O automobilismo é um esporte perigoso. Em 1957, era particularmente fatal. Em Ferrari, apresentado na manhã desta quinta, 31, na competição do 80º Festival de Veneza, Michael Mann coloca o espectador dentro de uma corrida da época. O filme reproduz os acidentes da época em detalhes chocantes – os pilotos não usavam roupa de proteção nem cinto de segurança, e os carros não tinham estrutura reforçada.

“Quando você está pilotando, seu foco está todo ali. Todo o resto desaparece. E há uma sensação de agitação. Foi isso que quis passar para o público, em vez de um visual elegante”, disse o cineasta americano de 79 anos na coletiva de imprensa após a sessão para jornalistas.

Fazia mais de uma década que o diretor de Ali (2001) e Colateral (2004) queria contar a história de Enzo Ferrari (Adam Driver), fundador da fábrica de automóveis mais famosa do mundo e da escuderia que tem uma legião de fãs, sem importar quem são seus pilotos.

Ferrari foi corredor e criou a mítica empresa que leva seu sobrenome logo depois da Segunda Guerra Mundial, em 1947. Mas, dez anos mais tarde, o período retratado no filme, ele enfrentava uma série de problemas. Por isso é fácil de entender a atração de Mann pelo personagem, interpretado por Adam Driver. “Seus conflitos são universais e acontecem com todos nós: luto, perda, amor, paixão, ambição. Mas aqui estão resumidos na vida de Enzo Ferrari, de forma melodramática e quase como uma ópera”, disse Mann.

Em 1957, Ferrari vê seu casamento com Laura (Penélope Cruz) atravessando uma crise depois da morte do único filho do casal. Sua amante Lina (Shailene Woodley) pressiona para que ele dê seu sobrenome ao menino que os dois têm juntos.

A companhia está à beira da falência, e a escuderia alcança resultados pouco animadores nas corridas, a verdadeira paixão de Ferrari. Como ele diz no filme, ele fabricava carros para poder manter sua escuderia, e não o contrário.

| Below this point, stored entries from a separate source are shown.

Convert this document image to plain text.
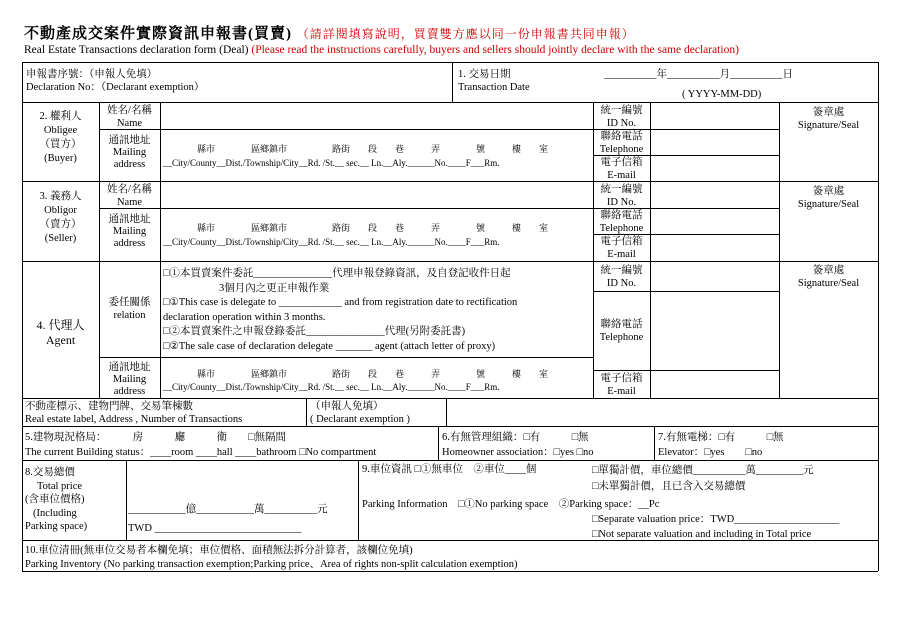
不動產成交案件實際資訊申報書(買賣) （請詳閱填寫說明，買賣雙方應以同一份申報書共同申報）
Real Estate Transactions declaration form (Deal) (Please read the instructions carefully, buyers and sellers should jointly declare with the same declaration)
申報書序號：（申報人免填）
Declaration No：（Declarant exemption）
1. 交易日期
Transaction Date
__________年__________月__________日
( YYYY-MM-DD)
2. 權利人
Obligee
（買方）
(Buyer)
姓名/名稱
Name
通訊地址
Mailing
address
縣市　　　　區鄉鎮市　　　　　路街　　段　　巷　　　弄　　　　號　　　樓　　室
__City/County__Dist./Township/City__Rd. /St.__ sec.__ Ln.__Aly.______No.____F___Rm.
統一編號
ID No.
聯絡電話
Telephone
電子信箱
E-mail
簽章處
Signature/Seal
3. 義務人
Obligor
（賣方）
(Seller)
姓名/名稱
Name
通訊地址
Mailing
address
縣市　　　　區鄉鎮市　　　　　路街　　段　　巷　　　弄　　　　號　　　樓　　室
__City/County__Dist./Township/City__Rd. /St.__ sec.__ Ln.__Aly.______No.____F___Rm.
統一編號
ID No.
聯絡電話
Telephone
電子信箱
E-mail
簽章處
Signature/Seal
4. 代理人
Agent
委任關係
relation
□①本買賣案件委託_______________代理申報登錄資訊，及自登記收件日起
3個月內之更正申報作業
□①This case is delegate to ____________ and from registration date to rectification
declaration operation within 3 months.
□②本買賣案件之申報登錄委託_______________代理(另附委託書)
□②The sale case of declaration delegate _______ agent (attach letter of proxy)
通訊地址
Mailing
address
縣市　　　　區鄉鎮市　　　　　路街　　段　　巷　　　弄　　　　號　　　樓　　室
__City/County__Dist./Township/City__Rd. /St.__ sec.__ Ln.__Aly.______No.____F___Rm.
統一編號
ID No.
聯絡電話
Telephone
電子信箱
E-mail
簽章處
Signature/Seal
不動產標示、建物門牌、交易筆棟數
Real estate label, Address , Number of Transactions
（申報人免填）
( Declarant exemption )
5.建物現況格局：　　　房　　　廳　　　衛　　□無隔間
The current Building status：____room ____hall ____bathroom □No compartment
6.有無管理組織：□有　　　□無
Homeowner association：□yes □no
7.有無電梯：□有　　　□無
Elevator：□yes　　□no
8.交易總價
Total price
(含車位價格)
(Including
Parking space)
___________億___________萬__________元
TWD ____________________________
9.車位資訊 □①無車位　②車位____個
Parking Information　□①No parking space　②Parking space：__Pc
□單獨計價，車位總價__________萬_________元
□未單獨計價，且已含入交易總價
□Separate valuation price：TWD____________________
□Not separate valuation and including in Total price
10.車位清冊(無車位交易者本欄免填；車位價格、面積無法拆分計算者，該欄位免填)
Parking Inventory (No parking transaction exemption;Parking price、Area of rights non-split calculation exemption)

Ele aposta todas as suas fichas nas Mil Milhas, a corrida que percorre as estradinhas italianas e as ruas estreitas de suas cidades. Para ganhar da Maserati, escala cinco pilotos: Piero Taruffi (Patrick Dempsey), Wolfgang Von Trips (Wyatt Carnel), Peter Collins (Jack O’Connell), Olivier Gendebien (Brett Smrz) e Alfonso de Portago (o brasileiro Gabriel Leone, que curiosamente faz Ayrton Senna na série da Netflix atualmente em produção). De Portago é um ambicioso piloto que entra na equipe depois da morte de outro corredor.

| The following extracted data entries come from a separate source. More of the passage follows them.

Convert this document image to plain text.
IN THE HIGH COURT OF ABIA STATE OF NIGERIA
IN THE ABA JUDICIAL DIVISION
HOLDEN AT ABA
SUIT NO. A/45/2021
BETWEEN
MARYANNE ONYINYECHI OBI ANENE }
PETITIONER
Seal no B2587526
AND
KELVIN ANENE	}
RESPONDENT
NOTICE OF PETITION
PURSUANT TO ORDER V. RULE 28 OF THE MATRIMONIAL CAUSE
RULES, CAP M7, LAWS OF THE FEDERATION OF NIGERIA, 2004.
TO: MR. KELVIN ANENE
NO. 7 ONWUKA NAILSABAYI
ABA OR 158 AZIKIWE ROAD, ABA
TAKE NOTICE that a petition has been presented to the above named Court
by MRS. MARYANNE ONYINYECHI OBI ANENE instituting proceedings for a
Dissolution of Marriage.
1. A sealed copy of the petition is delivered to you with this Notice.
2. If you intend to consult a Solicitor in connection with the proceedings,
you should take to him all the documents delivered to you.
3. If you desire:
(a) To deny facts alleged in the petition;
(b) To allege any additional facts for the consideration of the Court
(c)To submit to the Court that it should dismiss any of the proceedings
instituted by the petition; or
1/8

O material é perfeito para o cineasta, que gosta de pesquisar minuciosamente – aqui, ele reconstruiu os carros da época e mergulhou no espírito de Modena, a cidade de Ferrari, tendo uma equipe italiana pronta para reclamar quando algo não parecia autêntico. É verdade que, mesmo assim, alguns de seus atores americanos interpretando italianos às vezes derrapam nas pronúncias e sotaques.

Enzo Ferrari é um protagonista ideal para Michael Mann, que sempre gostou de filmar homens complicados empurrados ao limite por sua ambição e competitividade e que constroem muros à sua volta para que as emoções não atrapalhem sua trajetória. Só que elas são inescapáveis. Mann constrói um retrato complexo e multifacetado de um personagem polêmico e particular, que tem até seus momentos de glória tingidos pela morte.

Por ser uma produção independente cujas companhias aceitaram os termos dos sindicatos de atores e roteiristas, Adam Driver e Patrick Dempsey, que interpretam Enzo Ferrari e o piloto Piero Taruffi, foram a Veneza para promover o longa.

“Estou muito feliz de estar aqui para apoiar o filme, porque conseguimos fazê-lo devido aos esforços de toda a equipe e elenco”, disse Driver. “Estou muito orgulhoso de ser uma representação visual de um filme que não faz parte da AMPTP (Aliança de Produtores de Cinema e Televisão, que reúne os principais estúdios, além da Amazon, Apple e Netflix). Um dos objetivos é justamente perguntar por que companhias de distribuição pequenas como a Neon e a STX conseguem atender à demandas do sindicato, enquanto empresas grandes como a Amazon e a Netflix não conseguem.”